# Space wedding!



## Brian G Turner (Aug 11, 2003)

Don;t know if anyone noticed, but a Russian cosmonaut was married in space yesterday!

Stars in space couple's eyes



> One of the most unusual weddings in history has taken place as planned with the groom orbiting the Earth and the bride on the ground in Texas, US
> 
> Russian cosmonaut Yuri Malenchenko, 41, has married his American girlfriend, Russian-born Yekaterina Dmitriyeva, by video link between the International Space Station (ISS) and the Nasa space control centre in Houston.
> 
> ...




Now, isn't it just a real shame the wedding night and honeymoon couldn't be spent in space? ;D


----------



## dwndrgn (Aug 11, 2003)

I thought it was kind of silly.  All they had to do was postpone the ceremony a few months.  Maybe I'm just cynical.  Or just crankier than usual this Monday morning.


----------



## Twelve (Aug 11, 2003)

Hmmm...I guess there was no kissing involved with this one.

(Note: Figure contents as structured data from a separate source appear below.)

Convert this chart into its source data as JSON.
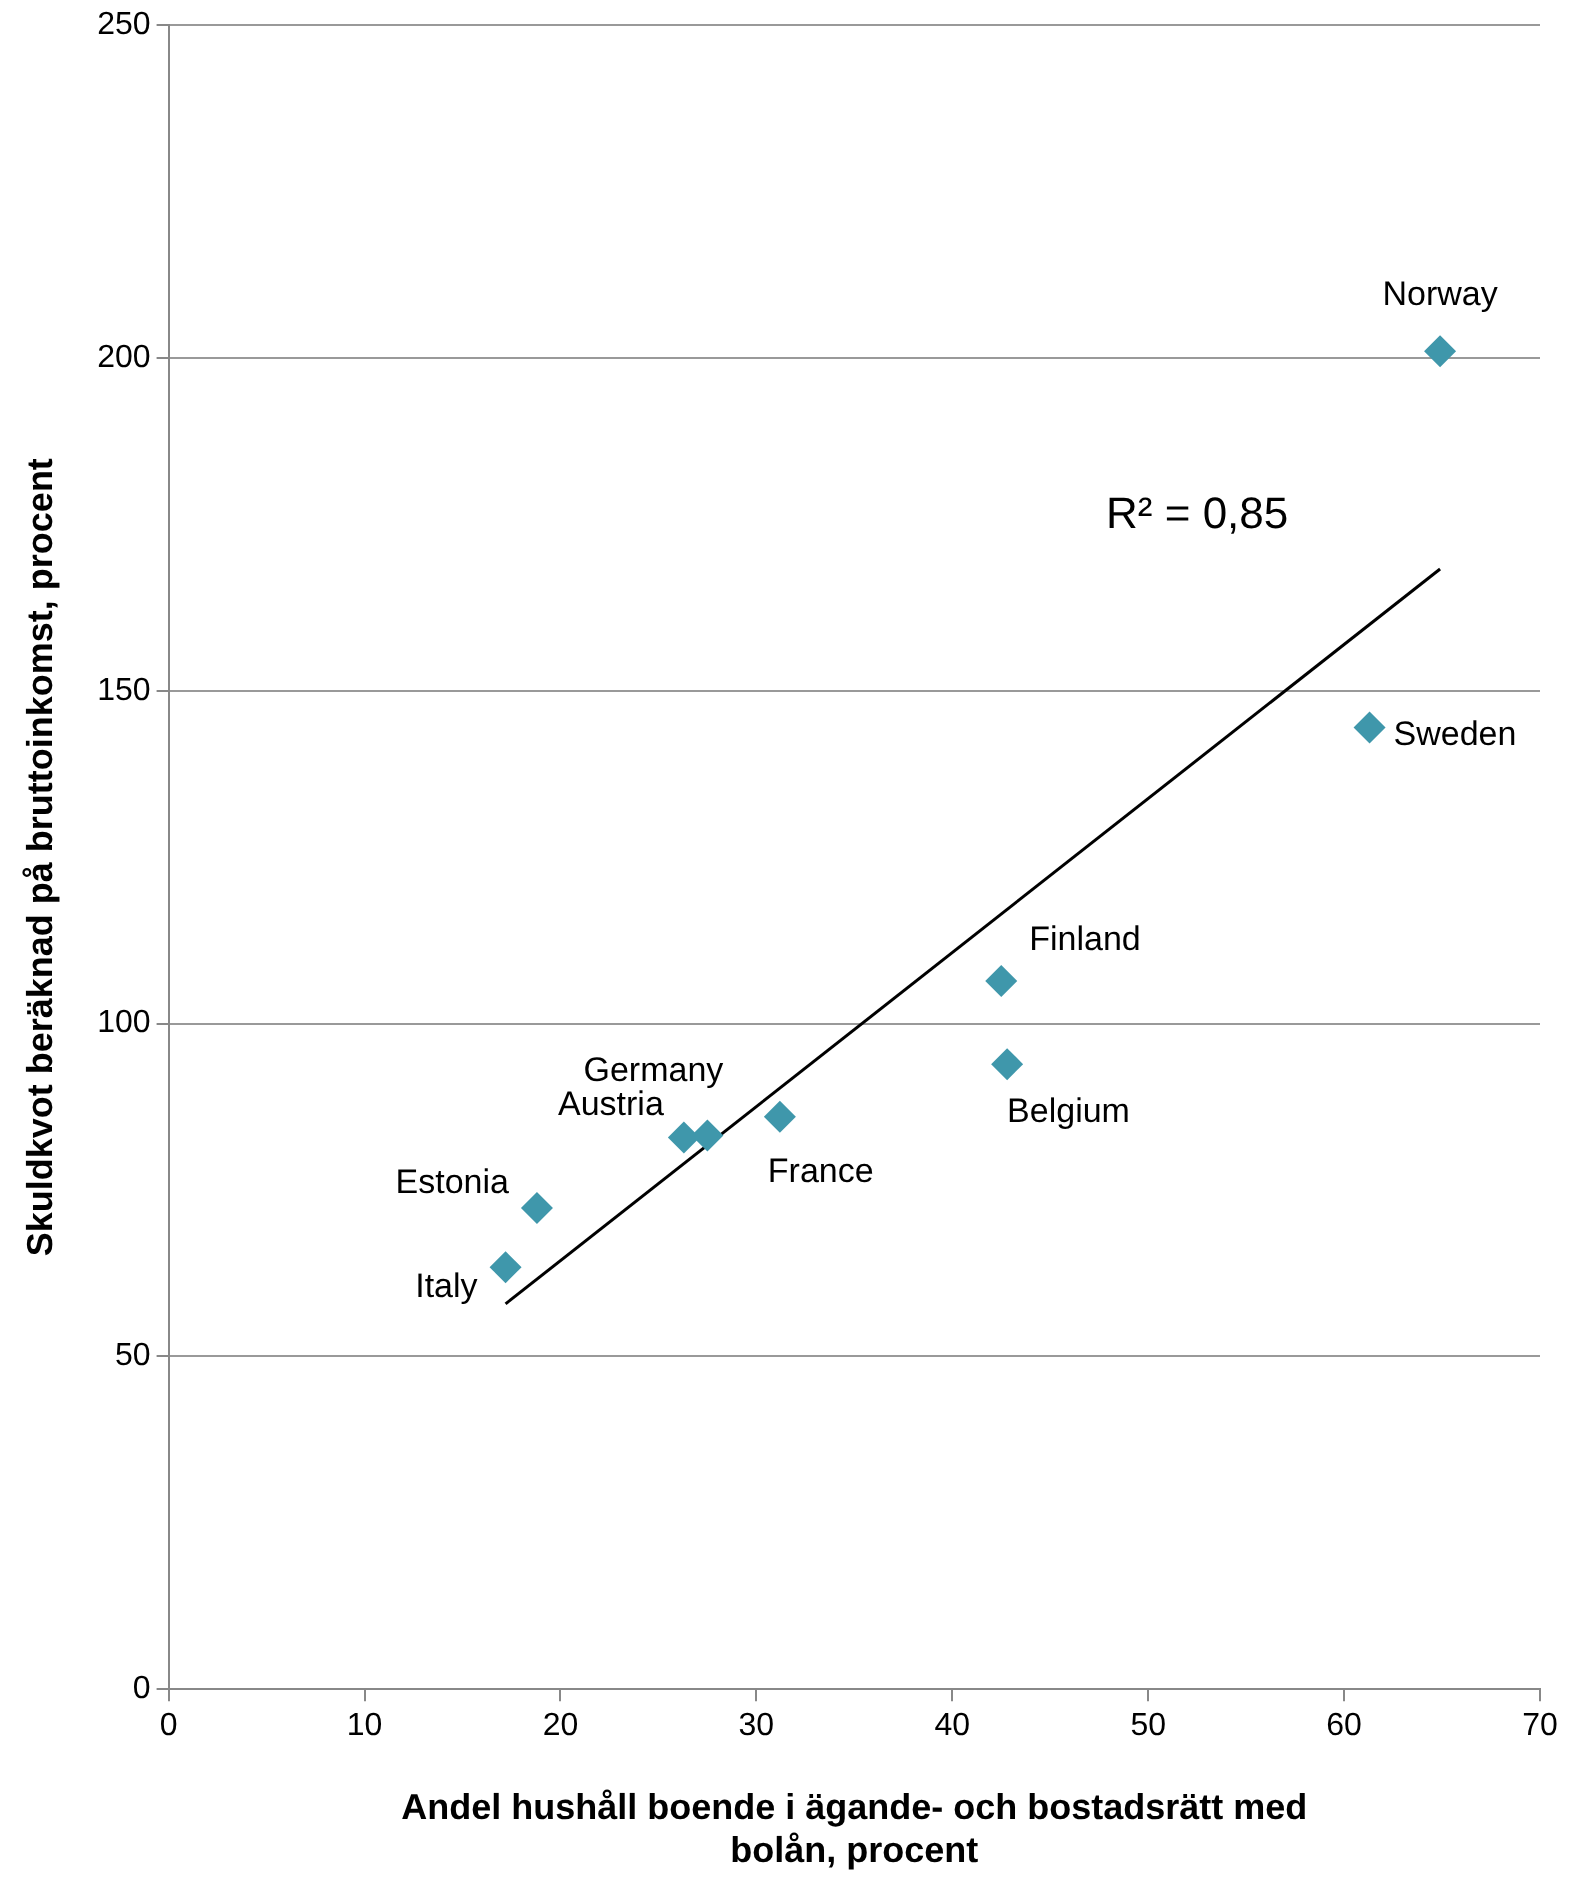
{
  "chart_data": {
    "type": "scatter",
    "xlabel": "Andel hushåll boende i ägande- och bostadsrätt med bolån, procent",
    "ylabel": "Skuldkvot beräknad på bruttoinkomst, procent",
    "series": [
      {
        "type": "scatter",
        "color": "#3f97ab",
        "x": [
          64.9,
          61.3,
          42.5,
          42.8,
          31.2,
          27.5,
          26.3,
          18.8,
          17.2
        ],
        "values": [
          201,
          144.5,
          106.4,
          93.9,
          86,
          83.2,
          82.9,
          72.3,
          63.4
        ],
        "value_labels": [
          "Norway",
          "Sweden",
          "Finland",
          "Belgium",
          "France",
          "Germany",
          "Austria",
          "Estonia",
          "Italy"
        ],
        "marker": "diamond"
      },
      {
        "type": "line",
        "color": "#000000",
        "x": [
          17.2,
          64.9
        ],
        "values": [
          57.9,
          168.3
        ],
        "marker": "none",
        "line_style": "solid"
      }
    ],
    "annotations": [
      "R² = 0,85"
    ],
    "xlim": [
      0,
      70
    ],
    "xticks": [
      0,
      10,
      20,
      30,
      40,
      50,
      60,
      70
    ],
    "ylim": [
      0,
      250
    ],
    "yticks": [
      0,
      50,
      100,
      150,
      200,
      250
    ],
    "grid": "y",
    "legend": false
  }
}
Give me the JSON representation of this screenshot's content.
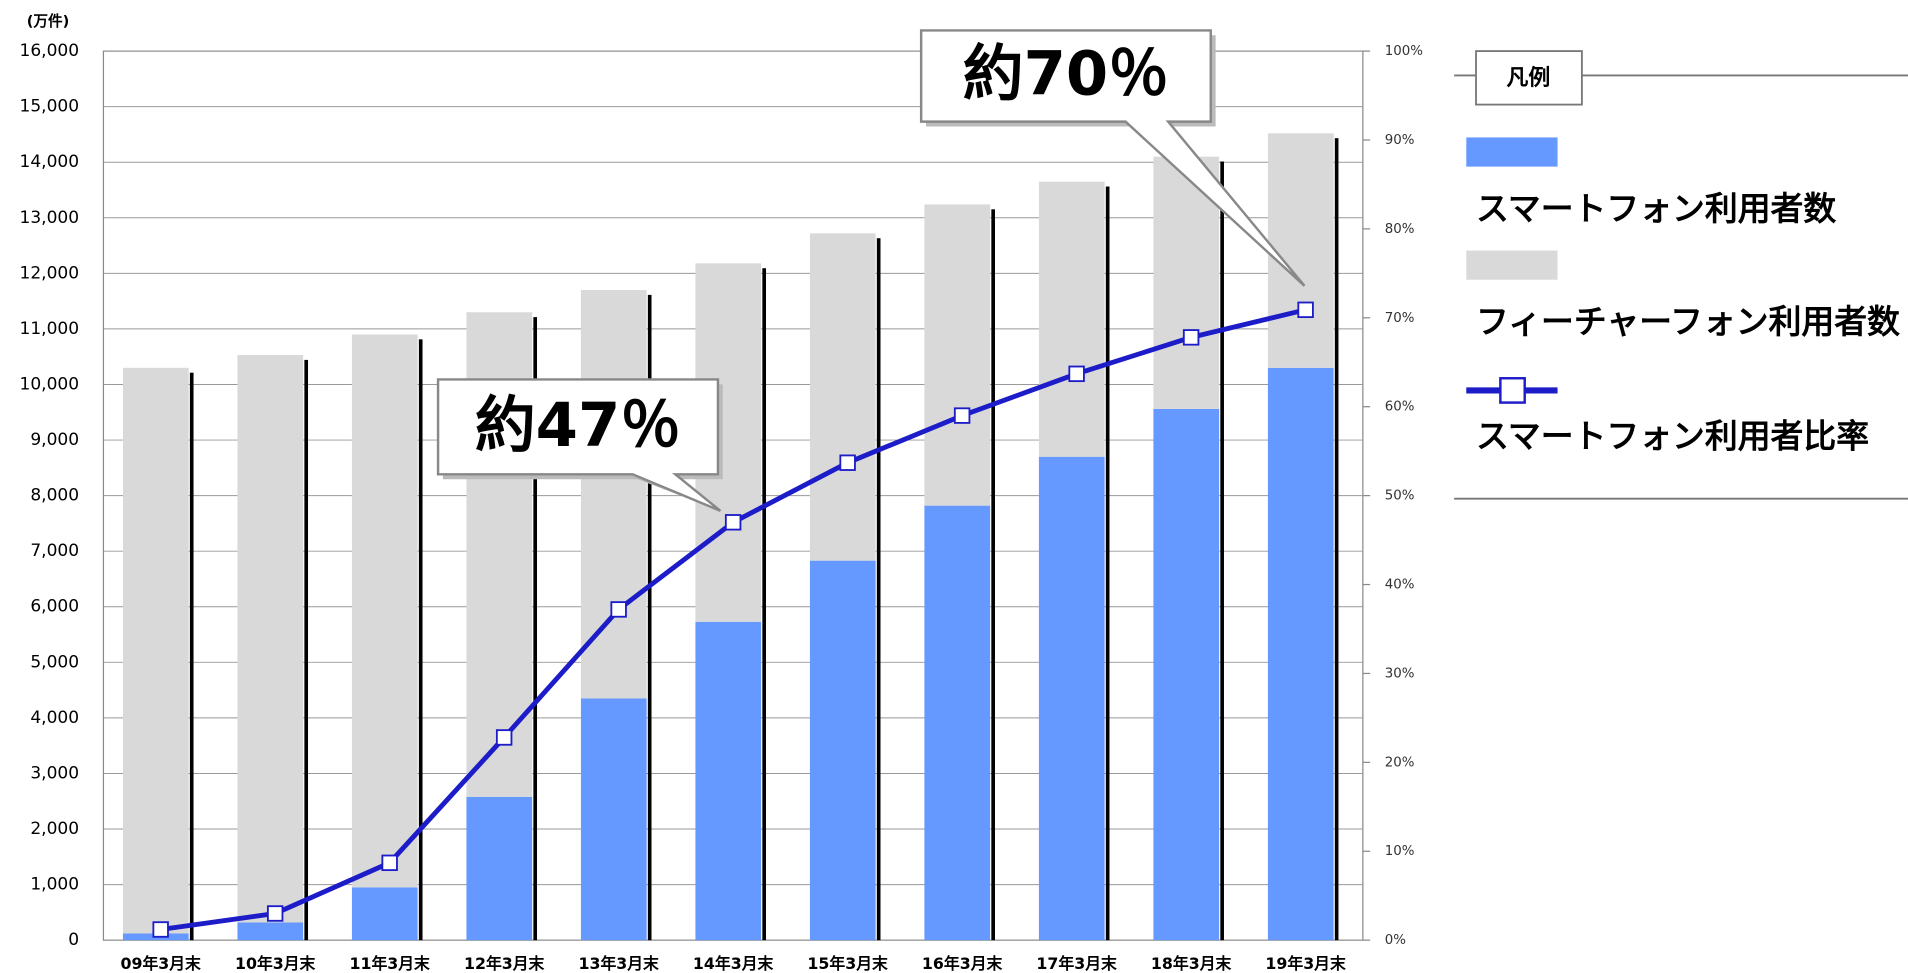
{
  "chart_data": {
    "type": "bar",
    "stacked": true,
    "y_unit_label": "(万件)",
    "categories": [
      "09年3月末",
      "10年3月末",
      "11年3月末",
      "12年3月末",
      "13年3月末",
      "14年3月末",
      "15年3月末",
      "16年3月末",
      "17年3月末",
      "18年3月末",
      "19年3月末"
    ],
    "series": [
      {
        "name": "スマートフォン利用者数",
        "color": "#6699ff",
        "values": [
          120,
          320,
          950,
          2580,
          4350,
          5730,
          6830,
          7820,
          8700,
          9560,
          10300
        ]
      },
      {
        "name": "フィーチャーフォン利用者数",
        "color": "#d9d9d9",
        "values": [
          10180,
          10210,
          9950,
          8720,
          7350,
          6450,
          5890,
          5420,
          4950,
          4540,
          4220
        ]
      },
      {
        "name": "スマートフォン利用者比率",
        "type": "line",
        "axis": "y2",
        "color": "#1c1cc8",
        "values": [
          1.2,
          3.0,
          8.7,
          22.8,
          37.2,
          47.0,
          53.7,
          59.0,
          63.7,
          67.8,
          70.9
        ]
      }
    ],
    "ylim": [
      0,
      16000
    ],
    "yticks": [
      0,
      {
        "value": 1000,
        "label": "1,000"
      },
      {
        "value": 2000,
        "label": "2,000"
      },
      {
        "value": 3000,
        "label": "3,000"
      },
      {
        "value": 4000,
        "label": "4,000"
      },
      {
        "value": 5000,
        "label": "5,000"
      },
      {
        "value": 6000,
        "label": "6,000"
      },
      {
        "value": 7000,
        "label": "7,000"
      },
      {
        "value": 8000,
        "label": "8,000"
      },
      {
        "value": 9000,
        "label": "9,000"
      },
      {
        "value": 10000,
        "label": "10,000"
      },
      {
        "value": 11000,
        "label": "11,000"
      },
      {
        "value": 12000,
        "label": "12,000"
      },
      {
        "value": 13000,
        "label": "13,000"
      },
      {
        "value": 14000,
        "label": "14,000"
      },
      {
        "value": 15000,
        "label": "15,000"
      },
      {
        "value": 16000,
        "label": "16,000"
      }
    ],
    "y2lim": [
      0,
      100
    ],
    "y2ticks": [
      {
        "value": 0,
        "label": "0%"
      },
      {
        "value": 10,
        "label": "10%"
      },
      {
        "value": 20,
        "label": "20%"
      },
      {
        "value": 30,
        "label": "30%"
      },
      {
        "value": 40,
        "label": "40%"
      },
      {
        "value": 50,
        "label": "50%"
      },
      {
        "value": 60,
        "label": "60%"
      },
      {
        "value": 70,
        "label": "70%"
      },
      {
        "value": 80,
        "label": "80%"
      },
      {
        "value": 90,
        "label": "90%"
      },
      {
        "value": 100,
        "label": "100%"
      }
    ],
    "grid": true,
    "legend_title": "凡例",
    "legend_position": "right",
    "annotations": [
      {
        "text": "約70％"
      },
      {
        "text": "約47％"
      }
    ]
  }
}
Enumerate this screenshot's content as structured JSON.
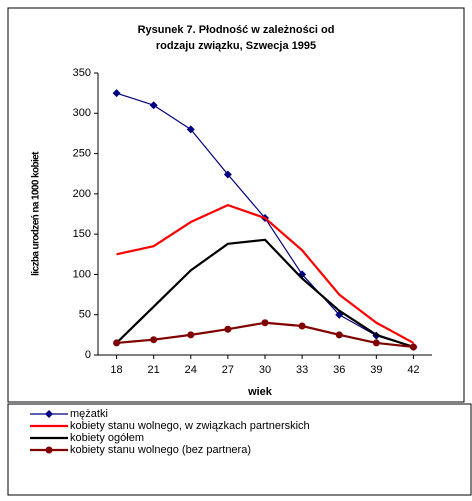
{
  "chart_data": {
    "type": "line",
    "title": [
      "Rysunek 7. Płodność w zależności od",
      "rodzaju związku, Szwecja 1995"
    ],
    "x_label": "wiek",
    "y_label": "liczba urodzeń na 1000 kobiet",
    "x": [
      18,
      21,
      24,
      27,
      30,
      33,
      36,
      39,
      42
    ],
    "xlim": [
      16.5,
      43.5
    ],
    "xticks": [
      18,
      21,
      24,
      27,
      30,
      33,
      36,
      39,
      42
    ],
    "ylim": [
      0,
      350
    ],
    "yticks": [
      0,
      50,
      100,
      150,
      200,
      250,
      300,
      350
    ],
    "grid": false,
    "legend": "bottom",
    "series": [
      {
        "name": "mężatki",
        "color": "#000080",
        "marker": "diamond",
        "values": [
          325,
          310,
          280,
          224,
          170,
          100,
          50,
          24,
          10
        ]
      },
      {
        "name": "kobiety stanu wolnego, w związkach partnerskich",
        "color": "#ff0000",
        "marker": "none",
        "values": [
          125,
          135,
          165,
          186,
          170,
          130,
          75,
          40,
          15
        ]
      },
      {
        "name": "kobiety ogółem",
        "color": "#000000",
        "marker": "none",
        "values": [
          15,
          60,
          105,
          138,
          143,
          95,
          55,
          25,
          10
        ]
      },
      {
        "name": "kobiety stanu wolnego (bez partnera)",
        "color": "#800000",
        "marker": "circle",
        "values": [
          15,
          19,
          25,
          32,
          40,
          36,
          25,
          15,
          10
        ]
      }
    ]
  }
}
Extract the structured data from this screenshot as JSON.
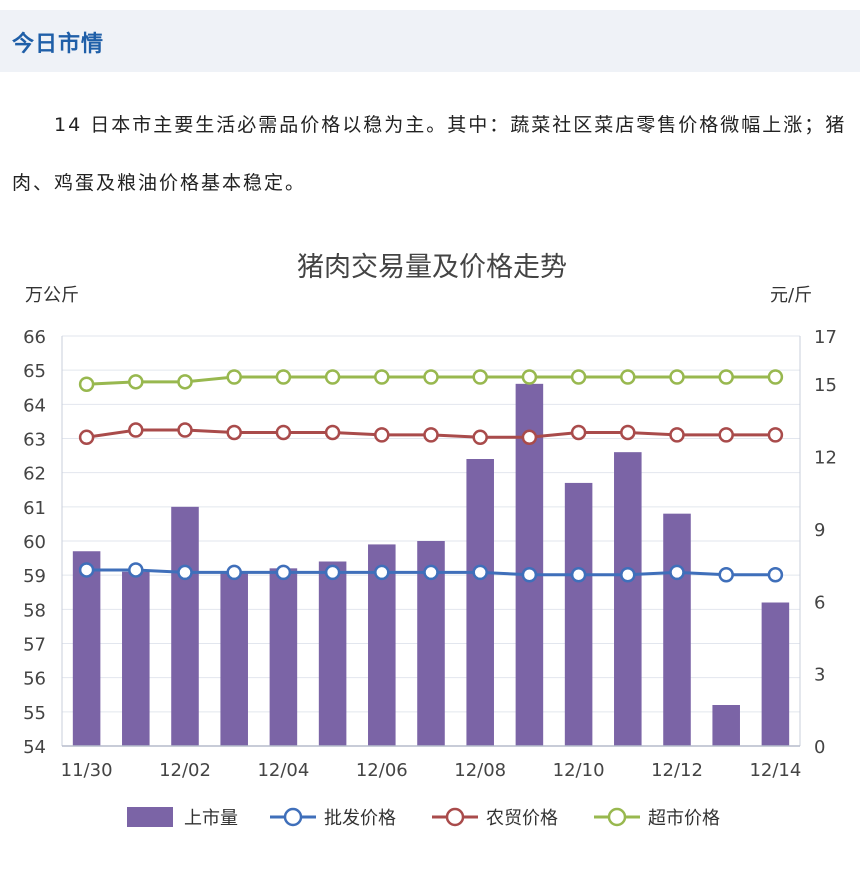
{
  "header": {
    "title": "今日市情"
  },
  "article": {
    "paragraph": "14 日本市主要生活必需品价格以稳为主。其中：蔬菜社区菜店零售价格微幅上涨；猪肉、鸡蛋及粮油价格基本稳定。"
  },
  "colors": {
    "bar": "#7b64a6",
    "wholesale": "#3f6fba",
    "farmers_market": "#a94b4b",
    "supermarket": "#98b84f",
    "header_bg": "#eff2f7",
    "header_text": "#1f5fa8"
  },
  "chart_data": {
    "type": "bar",
    "title": "猪肉交易量及价格走势",
    "y_left_label": "万公斤",
    "y_right_label": "元/斤",
    "ylim_left": [
      54,
      66
    ],
    "ylim_right": [
      0,
      17
    ],
    "y_left_ticks": [
      "54",
      "55",
      "56",
      "57",
      "58",
      "59",
      "60",
      "61",
      "62",
      "63",
      "64",
      "65",
      "66"
    ],
    "y_right_ticks": [
      "0",
      "3",
      "6",
      "9",
      "12",
      "15",
      "17"
    ],
    "x_tick_labels": [
      "11/30",
      "12/02",
      "12/04",
      "12/06",
      "12/08",
      "12/10",
      "12/12",
      "12/14"
    ],
    "categories": [
      "11/30",
      "12/01",
      "12/02",
      "12/03",
      "12/04",
      "12/05",
      "12/06",
      "12/07",
      "12/08",
      "12/09",
      "12/10",
      "12/11",
      "12/12",
      "12/13",
      "12/14"
    ],
    "grid": true,
    "legend_position": "bottom",
    "bar_series": {
      "name": "上市量",
      "axis": "left",
      "values": [
        59.7,
        59.1,
        61.0,
        59.1,
        59.2,
        59.4,
        59.9,
        60.0,
        62.4,
        64.6,
        61.7,
        62.6,
        60.8,
        55.2,
        58.2
      ]
    },
    "line_series": [
      {
        "name": "批发价格",
        "axis": "right",
        "values": [
          7.3,
          7.3,
          7.2,
          7.2,
          7.2,
          7.2,
          7.2,
          7.2,
          7.2,
          7.1,
          7.1,
          7.1,
          7.2,
          7.1,
          7.1
        ]
      },
      {
        "name": "农贸价格",
        "axis": "right",
        "values": [
          12.8,
          13.1,
          13.1,
          13.0,
          13.0,
          13.0,
          12.9,
          12.9,
          12.8,
          12.8,
          13.0,
          13.0,
          12.9,
          12.9,
          12.9
        ]
      },
      {
        "name": "超市价格",
        "axis": "right",
        "values": [
          15.0,
          15.1,
          15.1,
          15.3,
          15.3,
          15.3,
          15.3,
          15.3,
          15.3,
          15.3,
          15.3,
          15.3,
          15.3,
          15.3,
          15.3
        ]
      }
    ]
  }
}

I'm judging this more on the silly side, but it looks like they'll have a REAL wedding in Russia just to keep things normal.

Now, a REAL wedding and honeymoon in space? That's something.

12


----------



## Brian G Turner (Aug 12, 2003)

Yup! Somehow there seems to be more of the issue of public relations stunt involved here. Either that or Yuri is gagging for a green card to the USA. A novelty only, perhaps?


----------